Pendapatnya ia lengkapi dengan mengutip hasil wawancaranya dengan seorang preman yang menjadi anggota FPI.

“Sekarang, di era reformasi, bela bangsa dan segala tetek bengek sudah tidak laku lagi, kelompok-kelompok (yang mengangkat isu) jihad dan maksiatlah tempat untuk dituju,” ucapnya sebagaimana dikutip Ian.

Dengan mengedepankan baik sangka atau praduga tak bersalah, penilaian Ian tentu tak seluruhnya benar. Pelbagai pemberitaan media massa tak jarang melaporkan bahwa aktivitas FPI tak selamanya tentang kekerasan, tapi juga tentang bantuan kemanusiaan di darah-daerah bencana.

Namun, dengan segala citra dan persepsi yang kadung terbentuk di benak masyarakat Indonesia, khususnya Jakarta, dakwah Munzir al-Musawa lewat Majelis Rasulullah kerap ditempatkan sebagai kutub yang berlawanan dengan FPI. Dan belakangan, polarisasi ini semakin dipertajam dengan aksi-aksi FPI yang gemar mengerahkan massa dalam pelbagai unjuk rasa yang kental dengan muatan politik.

Perjalanan ke Pelbagai Penjuru Nusantara

Sikap dakwah Munzir Al-Musawa sejatinya adalah jalan dakwah yang sejak lama ditempuh para habib di Indonesia. Menurut penuturan Ismail Fajrie Alatas dalam wawancaranya dengan Tirto pada Rabu (12/12/2018), tradisi dakwah para habib adalah menekankan pada aspek-aspek amaliyah.

“Mereka menganut jalur tasawuf, lebih tertarik pada isu-isu seperti bagaimana mengajarkan masyarakat wudu yang benar, salat yang benar, dan sebagainya,” terangnya.

Oleh sebab itu, imbuhnya, tokoh-tokoh habib besar di Indonesia seperti Habib Utsman bin Yahya, justru melarang orang melawan pemerintah kolonial Belanda selama mereka memberikan keleluasaan kepada umat Islam untuk mempraktikkan agamanya.
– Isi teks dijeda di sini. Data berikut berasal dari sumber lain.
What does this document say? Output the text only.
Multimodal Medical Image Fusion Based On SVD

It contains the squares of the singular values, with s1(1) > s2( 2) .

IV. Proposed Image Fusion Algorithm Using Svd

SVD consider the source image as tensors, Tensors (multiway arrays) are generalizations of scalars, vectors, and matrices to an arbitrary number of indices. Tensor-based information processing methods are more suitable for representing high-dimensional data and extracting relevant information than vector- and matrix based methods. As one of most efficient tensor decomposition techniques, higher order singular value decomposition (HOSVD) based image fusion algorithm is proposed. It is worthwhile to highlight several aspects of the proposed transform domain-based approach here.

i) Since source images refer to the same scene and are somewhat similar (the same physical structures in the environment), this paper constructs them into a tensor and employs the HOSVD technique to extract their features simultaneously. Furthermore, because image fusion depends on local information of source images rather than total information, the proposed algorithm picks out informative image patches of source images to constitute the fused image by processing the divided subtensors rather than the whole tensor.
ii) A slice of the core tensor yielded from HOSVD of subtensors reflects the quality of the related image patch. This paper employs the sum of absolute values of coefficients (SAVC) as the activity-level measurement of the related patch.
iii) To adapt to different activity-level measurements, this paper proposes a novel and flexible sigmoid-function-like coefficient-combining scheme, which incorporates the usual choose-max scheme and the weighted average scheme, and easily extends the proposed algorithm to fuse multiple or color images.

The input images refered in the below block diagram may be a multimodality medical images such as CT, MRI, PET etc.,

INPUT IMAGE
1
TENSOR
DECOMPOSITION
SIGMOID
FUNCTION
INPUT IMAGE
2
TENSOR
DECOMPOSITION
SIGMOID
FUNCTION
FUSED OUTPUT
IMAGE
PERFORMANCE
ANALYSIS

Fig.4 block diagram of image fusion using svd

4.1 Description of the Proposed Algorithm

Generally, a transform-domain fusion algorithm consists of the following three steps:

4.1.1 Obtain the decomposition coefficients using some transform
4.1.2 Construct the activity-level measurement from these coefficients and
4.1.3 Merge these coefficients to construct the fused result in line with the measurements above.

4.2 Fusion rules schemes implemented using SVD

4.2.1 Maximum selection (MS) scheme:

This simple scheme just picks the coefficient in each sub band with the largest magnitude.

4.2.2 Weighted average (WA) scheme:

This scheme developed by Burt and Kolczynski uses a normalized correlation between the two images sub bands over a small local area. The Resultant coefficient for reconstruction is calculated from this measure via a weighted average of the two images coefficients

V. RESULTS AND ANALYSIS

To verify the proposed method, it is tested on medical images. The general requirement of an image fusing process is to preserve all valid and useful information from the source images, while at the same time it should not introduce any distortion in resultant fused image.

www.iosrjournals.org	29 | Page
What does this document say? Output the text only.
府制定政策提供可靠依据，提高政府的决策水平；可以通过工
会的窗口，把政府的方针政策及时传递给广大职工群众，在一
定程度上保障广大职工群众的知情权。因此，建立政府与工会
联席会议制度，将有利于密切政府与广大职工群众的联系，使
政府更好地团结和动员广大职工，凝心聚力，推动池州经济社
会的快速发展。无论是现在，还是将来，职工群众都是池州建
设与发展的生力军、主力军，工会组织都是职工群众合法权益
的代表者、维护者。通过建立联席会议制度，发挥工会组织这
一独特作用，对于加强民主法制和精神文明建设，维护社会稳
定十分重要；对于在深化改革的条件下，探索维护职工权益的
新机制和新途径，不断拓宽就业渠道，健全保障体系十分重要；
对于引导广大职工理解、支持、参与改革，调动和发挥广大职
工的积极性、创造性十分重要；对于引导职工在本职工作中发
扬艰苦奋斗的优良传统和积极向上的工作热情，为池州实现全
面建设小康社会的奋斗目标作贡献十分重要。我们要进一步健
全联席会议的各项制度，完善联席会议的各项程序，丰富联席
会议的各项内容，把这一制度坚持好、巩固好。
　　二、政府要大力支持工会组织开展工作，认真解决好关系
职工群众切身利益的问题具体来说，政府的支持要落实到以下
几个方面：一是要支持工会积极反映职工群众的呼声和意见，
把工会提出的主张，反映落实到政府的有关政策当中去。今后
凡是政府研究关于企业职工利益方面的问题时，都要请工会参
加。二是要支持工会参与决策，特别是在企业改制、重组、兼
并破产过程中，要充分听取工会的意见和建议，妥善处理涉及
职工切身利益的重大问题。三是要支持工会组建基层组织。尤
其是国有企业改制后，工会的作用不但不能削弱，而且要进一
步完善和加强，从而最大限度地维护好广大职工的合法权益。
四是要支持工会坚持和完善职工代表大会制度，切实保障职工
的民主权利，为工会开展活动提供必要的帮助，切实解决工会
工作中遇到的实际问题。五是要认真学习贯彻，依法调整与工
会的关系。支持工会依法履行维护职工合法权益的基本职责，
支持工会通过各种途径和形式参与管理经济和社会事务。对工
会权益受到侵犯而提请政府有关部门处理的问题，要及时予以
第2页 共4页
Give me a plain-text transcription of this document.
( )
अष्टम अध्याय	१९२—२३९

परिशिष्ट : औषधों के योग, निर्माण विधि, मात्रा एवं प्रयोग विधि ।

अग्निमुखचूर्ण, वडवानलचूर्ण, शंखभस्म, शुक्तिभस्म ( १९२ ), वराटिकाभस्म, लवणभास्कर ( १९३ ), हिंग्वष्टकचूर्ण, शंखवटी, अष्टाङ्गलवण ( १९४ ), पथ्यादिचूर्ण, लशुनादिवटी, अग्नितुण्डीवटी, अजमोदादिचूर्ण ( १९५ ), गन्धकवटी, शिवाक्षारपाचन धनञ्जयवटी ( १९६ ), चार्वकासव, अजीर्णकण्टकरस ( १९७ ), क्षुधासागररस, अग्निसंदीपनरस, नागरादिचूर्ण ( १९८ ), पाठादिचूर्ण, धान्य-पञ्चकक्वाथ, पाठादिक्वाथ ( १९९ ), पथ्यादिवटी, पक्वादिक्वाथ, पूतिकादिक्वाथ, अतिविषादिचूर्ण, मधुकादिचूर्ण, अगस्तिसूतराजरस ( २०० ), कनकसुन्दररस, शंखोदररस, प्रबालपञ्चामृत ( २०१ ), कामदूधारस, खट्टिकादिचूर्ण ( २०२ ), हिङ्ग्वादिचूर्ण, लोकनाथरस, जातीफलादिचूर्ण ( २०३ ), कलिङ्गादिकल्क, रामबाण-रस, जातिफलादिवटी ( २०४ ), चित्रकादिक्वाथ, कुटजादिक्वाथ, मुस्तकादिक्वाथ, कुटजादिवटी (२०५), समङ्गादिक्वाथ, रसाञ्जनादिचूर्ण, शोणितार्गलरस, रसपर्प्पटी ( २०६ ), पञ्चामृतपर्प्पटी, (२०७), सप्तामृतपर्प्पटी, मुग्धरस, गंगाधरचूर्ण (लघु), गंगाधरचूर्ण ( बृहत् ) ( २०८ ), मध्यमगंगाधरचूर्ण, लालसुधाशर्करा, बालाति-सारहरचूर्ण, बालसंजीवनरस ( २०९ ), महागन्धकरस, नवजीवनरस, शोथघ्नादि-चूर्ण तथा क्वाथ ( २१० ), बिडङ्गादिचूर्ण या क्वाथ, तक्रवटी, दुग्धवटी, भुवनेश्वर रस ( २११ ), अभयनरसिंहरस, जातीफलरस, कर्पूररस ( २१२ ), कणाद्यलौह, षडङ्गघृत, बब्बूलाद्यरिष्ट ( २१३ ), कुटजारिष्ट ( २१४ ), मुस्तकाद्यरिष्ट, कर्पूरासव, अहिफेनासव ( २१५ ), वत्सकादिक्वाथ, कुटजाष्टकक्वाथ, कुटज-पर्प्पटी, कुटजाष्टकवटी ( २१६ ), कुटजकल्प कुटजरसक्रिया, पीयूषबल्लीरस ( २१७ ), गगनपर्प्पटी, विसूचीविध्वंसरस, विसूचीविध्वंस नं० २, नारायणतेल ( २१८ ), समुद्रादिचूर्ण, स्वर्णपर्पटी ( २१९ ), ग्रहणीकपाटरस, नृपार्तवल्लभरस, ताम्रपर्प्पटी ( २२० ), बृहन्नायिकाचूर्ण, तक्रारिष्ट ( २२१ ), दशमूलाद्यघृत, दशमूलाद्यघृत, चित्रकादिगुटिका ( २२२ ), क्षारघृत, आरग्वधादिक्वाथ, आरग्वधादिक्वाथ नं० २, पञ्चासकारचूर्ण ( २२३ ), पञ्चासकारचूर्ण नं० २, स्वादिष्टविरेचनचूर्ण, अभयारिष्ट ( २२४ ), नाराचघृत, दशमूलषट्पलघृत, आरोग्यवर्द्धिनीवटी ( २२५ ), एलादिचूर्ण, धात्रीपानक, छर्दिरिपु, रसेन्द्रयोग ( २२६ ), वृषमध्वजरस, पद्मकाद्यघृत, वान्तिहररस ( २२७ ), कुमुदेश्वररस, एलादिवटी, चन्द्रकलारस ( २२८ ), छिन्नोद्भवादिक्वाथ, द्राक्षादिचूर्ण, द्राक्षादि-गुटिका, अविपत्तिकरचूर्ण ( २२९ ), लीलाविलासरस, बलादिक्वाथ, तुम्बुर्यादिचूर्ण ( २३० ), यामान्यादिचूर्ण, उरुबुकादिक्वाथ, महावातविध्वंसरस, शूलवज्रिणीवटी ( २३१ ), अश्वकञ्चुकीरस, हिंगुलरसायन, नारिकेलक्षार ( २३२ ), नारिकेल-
“Ini seperti Anda mengirim anak-anak muda bunuh diri karena akhirnya mati konyol,” kata Ismail Fajrie Alatas mengira-ngira ungkapan Habib Utsman bin Yahya kepada beberapa kiai tarekat, saat terjadi pemberontak petani di Banten pada 1888 yang ditulis sejarawan Sartono Kartodirdjo.

Contoh lain adalah Habib Ali Kwitang yang berhubungan baik dengan pemerintah kolonial Belanda dan pemerintah Orde Lama. Hal itu diteruskan oleh anaknya, yakni Habib Muhammad yang berhubungan baik dengan Golkar dan pemerintah Orde Baru.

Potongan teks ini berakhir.